Alan -- aduggan@dsc001.reo.dec.com Monday, November 18, 1996 [Mini-digest: 2 responses] Hi Joseph, Environment : VC++ 4.2 Enterprise, NT4.0 We covered this ground some time back and found some useful help in a book called OLE Controls Inside Out by Adam Denning from Microsoft Press. It covers the idea of having multiple child windows within a control, the example given has a button and an edit box. You add two member variables, one for each child control, CEdit and CButton, and a CRect for each to hold size and position. We didn't pursue this further than using stock controls, so I would be interested in your experiences if you venture further. Regards, Alan Alan Duggan DSC Ltd. Senior Software Engineer Galway Technology Centre Mervue Tel: +353 91 760541 Galway Fax: +353 91 760542 Ireland > -----From: "Giles R. Chamberlin"> I am trying to create an OLE control that embedds other OLE controls. Use the component gallery to add the ocx you wish to contain to your project. This creates a class wrapper for the ocx's IDispatch.

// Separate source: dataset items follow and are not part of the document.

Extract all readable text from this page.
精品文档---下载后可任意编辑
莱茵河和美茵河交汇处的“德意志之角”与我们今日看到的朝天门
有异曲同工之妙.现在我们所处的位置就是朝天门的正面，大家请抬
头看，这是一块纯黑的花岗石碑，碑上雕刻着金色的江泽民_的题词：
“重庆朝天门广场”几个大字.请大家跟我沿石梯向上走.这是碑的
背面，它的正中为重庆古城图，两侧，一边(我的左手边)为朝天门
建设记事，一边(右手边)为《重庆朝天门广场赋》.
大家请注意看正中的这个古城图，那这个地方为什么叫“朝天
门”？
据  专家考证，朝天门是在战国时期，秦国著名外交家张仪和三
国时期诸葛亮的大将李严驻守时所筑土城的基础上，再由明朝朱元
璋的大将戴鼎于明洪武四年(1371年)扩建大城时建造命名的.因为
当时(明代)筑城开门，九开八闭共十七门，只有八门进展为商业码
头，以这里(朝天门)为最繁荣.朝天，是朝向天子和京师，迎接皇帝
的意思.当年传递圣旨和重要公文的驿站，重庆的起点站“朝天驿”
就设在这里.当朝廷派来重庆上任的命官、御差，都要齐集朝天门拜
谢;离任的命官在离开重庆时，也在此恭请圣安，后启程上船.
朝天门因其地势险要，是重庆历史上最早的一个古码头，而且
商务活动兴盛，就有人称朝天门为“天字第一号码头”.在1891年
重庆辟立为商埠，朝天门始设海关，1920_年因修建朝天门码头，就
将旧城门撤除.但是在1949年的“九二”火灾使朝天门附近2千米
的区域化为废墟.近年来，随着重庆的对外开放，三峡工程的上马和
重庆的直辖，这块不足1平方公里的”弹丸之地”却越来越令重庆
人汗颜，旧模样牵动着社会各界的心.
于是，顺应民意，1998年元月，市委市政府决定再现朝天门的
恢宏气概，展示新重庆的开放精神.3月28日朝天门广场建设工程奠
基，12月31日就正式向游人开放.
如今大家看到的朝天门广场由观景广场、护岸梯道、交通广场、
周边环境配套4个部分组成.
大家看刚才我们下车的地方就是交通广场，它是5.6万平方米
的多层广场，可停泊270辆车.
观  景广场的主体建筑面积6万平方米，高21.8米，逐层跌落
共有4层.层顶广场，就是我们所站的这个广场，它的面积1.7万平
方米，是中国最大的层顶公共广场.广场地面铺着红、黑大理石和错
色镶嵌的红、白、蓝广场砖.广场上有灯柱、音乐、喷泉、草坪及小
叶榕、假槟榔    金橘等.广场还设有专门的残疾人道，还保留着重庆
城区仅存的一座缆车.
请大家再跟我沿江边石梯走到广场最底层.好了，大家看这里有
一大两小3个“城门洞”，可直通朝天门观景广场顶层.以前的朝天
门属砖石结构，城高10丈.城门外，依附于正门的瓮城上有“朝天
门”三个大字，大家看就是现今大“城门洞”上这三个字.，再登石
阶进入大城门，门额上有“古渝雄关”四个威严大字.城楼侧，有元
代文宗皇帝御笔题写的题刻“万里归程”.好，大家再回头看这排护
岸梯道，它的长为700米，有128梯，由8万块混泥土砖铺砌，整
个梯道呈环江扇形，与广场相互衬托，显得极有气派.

Instantiate the embedded OCX by calling the class wrappers Create function, then call automation methods to your hearts delight. Hooking events is a bit harder: Events are handled by you providing an appropriate IDispatch interface to the OCX. To achieve this: 1) Create an event handler. Derive an Event Handler class from CCmdTarget with automation enabled. This gives you an IDispatch derived interface. Use ClassWizard to add Automation methods to your EventHandler. Make sure they're added in the order that the events are listed in the OCX. ole2vw32.exe will be useful here. Change your EventHandler interface IID to match the IID of the OCX's event interface. ole2vw32 again. Use "find in files" to make sure you get it all! Be warned that it also appears in your odl file. 2) Now connect it up Get the IUnknown of your OCX (MFC GetControlUnknown) QueryInterface for IID_IConnectionPointContainer FindConnectionPoint for the IID of the OCX's events == IID of your event handler. And then call Advise on IConnectionPoint with the IDispatch of your EventHandler (found using GetIDispatch); On the way through the above, call Release on the interfaces as you finish with them and be sure to check return codes as you may get non NULL interface pointers returned by calls that have failed. Use the macros FAILED() or SUCCEEDED() to check return codes. 3) Fire it all up and enjoy! Good luck, Giles Chamberlin, Softwright.